While this tethered headset is in the immediate future, Dell Chief Technology Officer Liam Quinn told UploadVR at CES 2017 that this Windows Holographic headset will offer a “premium experience.” He also said Dell is exploring a tetherless VR headset beyond the Microsoft-focused device.
Update 7/23/18: Dell joined the lineup of Windows Mixed Reality Headsets that were released earlier this year.
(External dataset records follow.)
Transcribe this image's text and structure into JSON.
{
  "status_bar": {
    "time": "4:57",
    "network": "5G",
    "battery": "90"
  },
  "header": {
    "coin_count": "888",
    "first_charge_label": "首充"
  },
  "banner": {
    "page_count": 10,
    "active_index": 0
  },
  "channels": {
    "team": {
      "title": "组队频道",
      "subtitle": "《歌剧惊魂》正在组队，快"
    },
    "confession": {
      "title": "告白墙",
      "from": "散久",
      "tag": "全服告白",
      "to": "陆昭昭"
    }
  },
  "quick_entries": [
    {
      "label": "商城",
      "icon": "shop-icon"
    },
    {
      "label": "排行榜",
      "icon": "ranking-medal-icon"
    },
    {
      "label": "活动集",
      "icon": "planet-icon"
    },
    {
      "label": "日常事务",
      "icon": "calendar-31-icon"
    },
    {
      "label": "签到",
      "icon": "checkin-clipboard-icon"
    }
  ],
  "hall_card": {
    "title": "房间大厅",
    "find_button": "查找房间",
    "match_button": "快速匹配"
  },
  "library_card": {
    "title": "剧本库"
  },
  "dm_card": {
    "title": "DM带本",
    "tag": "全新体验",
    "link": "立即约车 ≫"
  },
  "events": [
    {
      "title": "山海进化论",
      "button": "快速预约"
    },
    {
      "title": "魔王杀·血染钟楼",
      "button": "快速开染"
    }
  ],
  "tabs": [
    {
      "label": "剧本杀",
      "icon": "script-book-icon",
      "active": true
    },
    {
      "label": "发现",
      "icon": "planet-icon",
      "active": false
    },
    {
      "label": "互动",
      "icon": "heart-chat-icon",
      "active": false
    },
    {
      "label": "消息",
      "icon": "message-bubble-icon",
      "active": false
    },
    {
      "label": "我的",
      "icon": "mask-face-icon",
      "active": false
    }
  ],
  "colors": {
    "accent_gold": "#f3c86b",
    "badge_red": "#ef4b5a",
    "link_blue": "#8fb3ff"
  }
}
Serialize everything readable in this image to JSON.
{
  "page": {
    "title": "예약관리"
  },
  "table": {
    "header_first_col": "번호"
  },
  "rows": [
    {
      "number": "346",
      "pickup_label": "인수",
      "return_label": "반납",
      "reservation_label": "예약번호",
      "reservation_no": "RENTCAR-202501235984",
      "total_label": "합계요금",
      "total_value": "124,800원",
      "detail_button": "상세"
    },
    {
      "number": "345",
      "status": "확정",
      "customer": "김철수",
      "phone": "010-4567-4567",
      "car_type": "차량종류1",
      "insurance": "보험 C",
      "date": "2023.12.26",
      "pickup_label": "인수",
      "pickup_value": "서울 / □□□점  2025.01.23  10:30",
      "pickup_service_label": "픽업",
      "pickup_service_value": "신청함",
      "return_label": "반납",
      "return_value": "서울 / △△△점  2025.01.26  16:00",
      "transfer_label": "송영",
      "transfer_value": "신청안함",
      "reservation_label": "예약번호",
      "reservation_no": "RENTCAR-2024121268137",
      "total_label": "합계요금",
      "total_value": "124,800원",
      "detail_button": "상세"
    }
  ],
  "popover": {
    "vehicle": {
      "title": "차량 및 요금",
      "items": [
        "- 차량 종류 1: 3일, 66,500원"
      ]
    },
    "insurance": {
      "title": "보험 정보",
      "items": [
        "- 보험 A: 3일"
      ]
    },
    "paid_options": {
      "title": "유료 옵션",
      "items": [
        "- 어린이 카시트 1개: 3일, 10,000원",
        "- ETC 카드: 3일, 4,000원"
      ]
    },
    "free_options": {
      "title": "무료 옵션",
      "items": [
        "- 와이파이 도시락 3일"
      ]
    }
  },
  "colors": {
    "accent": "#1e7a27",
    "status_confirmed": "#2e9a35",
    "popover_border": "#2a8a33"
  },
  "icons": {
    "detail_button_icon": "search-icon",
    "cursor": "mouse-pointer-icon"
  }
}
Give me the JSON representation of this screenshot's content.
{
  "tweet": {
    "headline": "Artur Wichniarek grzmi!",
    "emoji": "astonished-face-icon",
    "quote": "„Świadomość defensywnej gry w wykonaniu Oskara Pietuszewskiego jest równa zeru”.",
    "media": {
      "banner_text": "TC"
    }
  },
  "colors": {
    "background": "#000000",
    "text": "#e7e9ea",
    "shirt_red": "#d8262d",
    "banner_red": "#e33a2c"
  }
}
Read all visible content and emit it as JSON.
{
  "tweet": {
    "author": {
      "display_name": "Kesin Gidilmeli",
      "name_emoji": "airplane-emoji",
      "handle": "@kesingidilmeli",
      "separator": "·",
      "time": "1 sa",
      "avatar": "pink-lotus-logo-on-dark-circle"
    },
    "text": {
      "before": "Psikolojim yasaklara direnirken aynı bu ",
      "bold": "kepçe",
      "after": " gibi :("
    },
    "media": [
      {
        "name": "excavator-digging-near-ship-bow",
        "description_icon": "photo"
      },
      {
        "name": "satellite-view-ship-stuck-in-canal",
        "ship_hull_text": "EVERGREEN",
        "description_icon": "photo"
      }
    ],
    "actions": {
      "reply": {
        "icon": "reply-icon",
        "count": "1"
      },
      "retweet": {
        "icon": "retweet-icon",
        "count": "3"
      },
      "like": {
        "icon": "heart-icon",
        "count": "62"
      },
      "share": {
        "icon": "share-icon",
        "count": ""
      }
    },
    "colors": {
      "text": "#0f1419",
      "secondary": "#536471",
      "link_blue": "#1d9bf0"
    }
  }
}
The tethered device is part of a line-up of headsets that Microsoft previously stated would begin at $300 and run on less-powerful and more affordable PCs than the Vive or Rift.
Sixa Rivvr, $210
With the number of PC headsets entering the market, Sixa is taking a different approach with its Rivvr. The $210 head-mounted device cuts the cord of any existing tethered headset by using Wi-Fi. (There’s also a $200 version that clips to your belt.) Unlike the TPCast that HTC is developing to make its Vive wireless, Sixa is supporting multiple headsets.
Anyone who’s plugged into a PC headset knows that those cords can become an issue, especially in a small space. The mobile headsets, while not as powerful, offer that complete freedom. So if you can afford the high entry price of today’s VR headsets, what’s an extra $210 for that freedom. This add-on is available for pre-order now.